Participating students of all ages came from public and private schools around the country. These schools are now part of a global network; they are engaged in solving real-world environmental issues faced by their communities through the investigation of themes including energy, waste, water, biodiversity, climate change and healthy living. At the summit they shared ideas and networked with other students across the country.
Students from Green-flag awarded schools gave presentations on the activities that they are doing to protect the environment including up-cycling waste items to create art, growing native plant gardens, and installing solar panels. Of great interest for all, several schools demonstrated how their actions saved funds by reducing their school’s consumption of energy and water. To build on energy conservation and the link with climate change, Minister Dorsett explained that with the implementation of the amended Electricity Act in effect as of last week members of the public, including schools, are now able to connect to the grid and receive credit for electricity generated by alternative means. This was met with great excitement by the students.

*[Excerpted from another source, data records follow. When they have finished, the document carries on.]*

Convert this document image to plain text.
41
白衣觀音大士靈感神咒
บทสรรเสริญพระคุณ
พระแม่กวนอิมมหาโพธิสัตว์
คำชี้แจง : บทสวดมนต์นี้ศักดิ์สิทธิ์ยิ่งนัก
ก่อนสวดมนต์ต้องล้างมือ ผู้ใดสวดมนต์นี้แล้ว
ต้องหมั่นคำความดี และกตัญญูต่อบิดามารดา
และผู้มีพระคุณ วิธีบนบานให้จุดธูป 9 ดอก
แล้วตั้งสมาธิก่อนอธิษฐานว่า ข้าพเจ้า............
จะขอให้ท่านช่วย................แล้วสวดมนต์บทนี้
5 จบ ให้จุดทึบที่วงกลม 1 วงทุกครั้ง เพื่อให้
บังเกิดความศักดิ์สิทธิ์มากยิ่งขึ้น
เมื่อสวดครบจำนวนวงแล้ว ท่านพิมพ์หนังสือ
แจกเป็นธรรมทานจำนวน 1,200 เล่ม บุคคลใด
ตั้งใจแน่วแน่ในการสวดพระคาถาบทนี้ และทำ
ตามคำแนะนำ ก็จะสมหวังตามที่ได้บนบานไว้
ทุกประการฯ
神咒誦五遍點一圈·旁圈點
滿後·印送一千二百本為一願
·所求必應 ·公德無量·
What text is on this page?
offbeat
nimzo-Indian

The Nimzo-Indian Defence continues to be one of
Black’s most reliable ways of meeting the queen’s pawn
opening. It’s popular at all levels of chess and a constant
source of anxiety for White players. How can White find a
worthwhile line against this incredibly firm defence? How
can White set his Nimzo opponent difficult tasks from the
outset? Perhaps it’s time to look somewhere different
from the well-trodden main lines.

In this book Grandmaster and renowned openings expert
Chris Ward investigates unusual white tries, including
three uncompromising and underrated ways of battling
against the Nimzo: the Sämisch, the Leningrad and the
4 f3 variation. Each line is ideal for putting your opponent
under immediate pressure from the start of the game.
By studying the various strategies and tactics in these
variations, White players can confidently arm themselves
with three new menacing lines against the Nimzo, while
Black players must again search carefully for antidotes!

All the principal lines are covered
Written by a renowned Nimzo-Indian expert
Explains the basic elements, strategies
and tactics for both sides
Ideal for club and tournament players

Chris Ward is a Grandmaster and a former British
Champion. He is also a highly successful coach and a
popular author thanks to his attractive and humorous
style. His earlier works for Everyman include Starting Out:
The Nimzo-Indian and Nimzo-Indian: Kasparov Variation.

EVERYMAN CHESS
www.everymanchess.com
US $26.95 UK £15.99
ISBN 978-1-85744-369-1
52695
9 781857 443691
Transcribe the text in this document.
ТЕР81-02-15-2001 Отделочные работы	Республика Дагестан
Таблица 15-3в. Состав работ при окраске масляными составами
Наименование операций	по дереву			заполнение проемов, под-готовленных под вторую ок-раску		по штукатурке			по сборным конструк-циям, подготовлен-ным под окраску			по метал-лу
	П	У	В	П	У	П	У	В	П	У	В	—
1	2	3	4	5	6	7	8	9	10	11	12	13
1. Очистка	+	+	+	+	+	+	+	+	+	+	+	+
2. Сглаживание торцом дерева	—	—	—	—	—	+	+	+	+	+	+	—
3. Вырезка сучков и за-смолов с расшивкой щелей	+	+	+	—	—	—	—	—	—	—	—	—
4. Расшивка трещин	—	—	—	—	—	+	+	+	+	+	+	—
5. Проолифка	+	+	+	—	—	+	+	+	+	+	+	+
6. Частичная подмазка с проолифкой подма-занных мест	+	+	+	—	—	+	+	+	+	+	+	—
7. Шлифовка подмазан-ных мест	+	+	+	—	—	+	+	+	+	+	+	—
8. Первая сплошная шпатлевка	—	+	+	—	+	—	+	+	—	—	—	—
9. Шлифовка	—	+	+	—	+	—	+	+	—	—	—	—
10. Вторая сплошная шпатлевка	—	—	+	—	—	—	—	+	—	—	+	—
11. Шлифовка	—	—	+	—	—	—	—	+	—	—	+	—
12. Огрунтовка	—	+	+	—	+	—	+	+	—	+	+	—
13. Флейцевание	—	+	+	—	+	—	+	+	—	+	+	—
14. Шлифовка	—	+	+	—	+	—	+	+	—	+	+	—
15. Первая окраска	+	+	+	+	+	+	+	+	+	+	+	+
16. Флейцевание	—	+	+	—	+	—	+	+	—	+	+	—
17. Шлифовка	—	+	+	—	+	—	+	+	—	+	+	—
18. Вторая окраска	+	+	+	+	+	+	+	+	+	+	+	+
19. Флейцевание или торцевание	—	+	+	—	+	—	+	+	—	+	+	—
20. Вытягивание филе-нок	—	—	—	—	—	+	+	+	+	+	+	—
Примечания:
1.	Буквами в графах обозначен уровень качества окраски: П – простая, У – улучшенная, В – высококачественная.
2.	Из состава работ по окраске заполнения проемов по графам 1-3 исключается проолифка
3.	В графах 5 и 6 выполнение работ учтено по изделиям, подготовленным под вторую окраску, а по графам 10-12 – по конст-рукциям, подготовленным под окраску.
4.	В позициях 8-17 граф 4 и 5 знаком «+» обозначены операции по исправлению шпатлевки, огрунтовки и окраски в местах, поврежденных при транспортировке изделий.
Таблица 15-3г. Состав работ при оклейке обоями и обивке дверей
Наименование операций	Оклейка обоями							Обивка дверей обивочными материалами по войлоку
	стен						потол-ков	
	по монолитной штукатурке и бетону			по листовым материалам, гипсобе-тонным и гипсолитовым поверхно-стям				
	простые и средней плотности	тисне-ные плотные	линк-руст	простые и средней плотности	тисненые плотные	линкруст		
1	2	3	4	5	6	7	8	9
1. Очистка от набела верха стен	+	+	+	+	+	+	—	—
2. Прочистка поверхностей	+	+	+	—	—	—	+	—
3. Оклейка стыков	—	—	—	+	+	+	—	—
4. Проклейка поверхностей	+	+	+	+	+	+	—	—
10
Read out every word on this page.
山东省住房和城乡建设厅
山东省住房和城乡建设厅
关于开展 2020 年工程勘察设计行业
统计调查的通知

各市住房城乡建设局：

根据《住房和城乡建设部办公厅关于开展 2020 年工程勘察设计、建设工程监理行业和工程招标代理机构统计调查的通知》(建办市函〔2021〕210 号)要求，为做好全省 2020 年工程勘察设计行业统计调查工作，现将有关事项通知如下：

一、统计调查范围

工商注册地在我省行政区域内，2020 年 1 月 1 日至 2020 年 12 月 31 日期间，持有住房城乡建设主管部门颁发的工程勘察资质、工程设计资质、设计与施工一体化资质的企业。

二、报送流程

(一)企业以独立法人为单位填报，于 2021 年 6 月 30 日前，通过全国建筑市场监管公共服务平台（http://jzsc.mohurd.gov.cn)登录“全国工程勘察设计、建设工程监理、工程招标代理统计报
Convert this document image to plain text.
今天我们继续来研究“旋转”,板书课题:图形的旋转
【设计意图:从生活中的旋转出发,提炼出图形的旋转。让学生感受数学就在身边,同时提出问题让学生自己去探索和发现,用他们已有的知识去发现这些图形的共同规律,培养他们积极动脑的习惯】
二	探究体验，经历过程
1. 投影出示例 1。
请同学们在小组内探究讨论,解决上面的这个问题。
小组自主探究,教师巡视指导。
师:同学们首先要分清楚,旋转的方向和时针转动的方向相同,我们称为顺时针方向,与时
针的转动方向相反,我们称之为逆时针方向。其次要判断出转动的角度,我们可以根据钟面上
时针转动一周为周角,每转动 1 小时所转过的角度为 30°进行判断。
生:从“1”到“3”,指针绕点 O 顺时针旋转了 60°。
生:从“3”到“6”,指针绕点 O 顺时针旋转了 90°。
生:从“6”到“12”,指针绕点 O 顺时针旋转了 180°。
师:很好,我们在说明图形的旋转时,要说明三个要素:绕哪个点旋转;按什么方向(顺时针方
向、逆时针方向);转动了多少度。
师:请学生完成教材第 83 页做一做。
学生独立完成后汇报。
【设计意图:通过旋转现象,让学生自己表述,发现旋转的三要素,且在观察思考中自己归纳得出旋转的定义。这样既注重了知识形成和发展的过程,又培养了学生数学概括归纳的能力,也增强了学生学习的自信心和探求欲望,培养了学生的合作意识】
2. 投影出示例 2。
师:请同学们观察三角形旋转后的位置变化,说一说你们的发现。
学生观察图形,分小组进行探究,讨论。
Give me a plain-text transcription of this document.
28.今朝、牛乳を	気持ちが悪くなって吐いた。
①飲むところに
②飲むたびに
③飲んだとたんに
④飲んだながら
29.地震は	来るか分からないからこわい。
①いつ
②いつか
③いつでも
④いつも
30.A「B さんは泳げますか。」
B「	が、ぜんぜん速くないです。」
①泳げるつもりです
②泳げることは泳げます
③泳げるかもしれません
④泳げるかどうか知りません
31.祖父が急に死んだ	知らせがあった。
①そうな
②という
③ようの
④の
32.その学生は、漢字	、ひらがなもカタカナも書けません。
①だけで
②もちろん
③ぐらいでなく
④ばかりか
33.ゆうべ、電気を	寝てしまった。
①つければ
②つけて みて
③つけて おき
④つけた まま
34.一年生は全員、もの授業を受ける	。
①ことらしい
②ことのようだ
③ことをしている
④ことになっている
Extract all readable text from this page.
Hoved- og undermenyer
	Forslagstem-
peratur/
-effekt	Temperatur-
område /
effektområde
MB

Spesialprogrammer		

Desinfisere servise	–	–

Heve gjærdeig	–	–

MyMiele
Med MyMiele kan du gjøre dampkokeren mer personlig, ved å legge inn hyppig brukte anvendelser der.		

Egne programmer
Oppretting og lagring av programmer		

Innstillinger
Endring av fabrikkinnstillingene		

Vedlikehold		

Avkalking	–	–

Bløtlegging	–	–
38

Workshop participants learned about careers in environmental fields through field trips, a career panel and an exhibition by local businesses, government agencies and NGOs, including staff from Atlantis with a touch tank. “It was awesome to learn about opportunities within Eco Schools and the careers pathway that being a eco club member can lead to. Thank you BREEF!” Stated ninth grade student Tavoughnya Thompson from Preston H Albury High School, Eleuthera.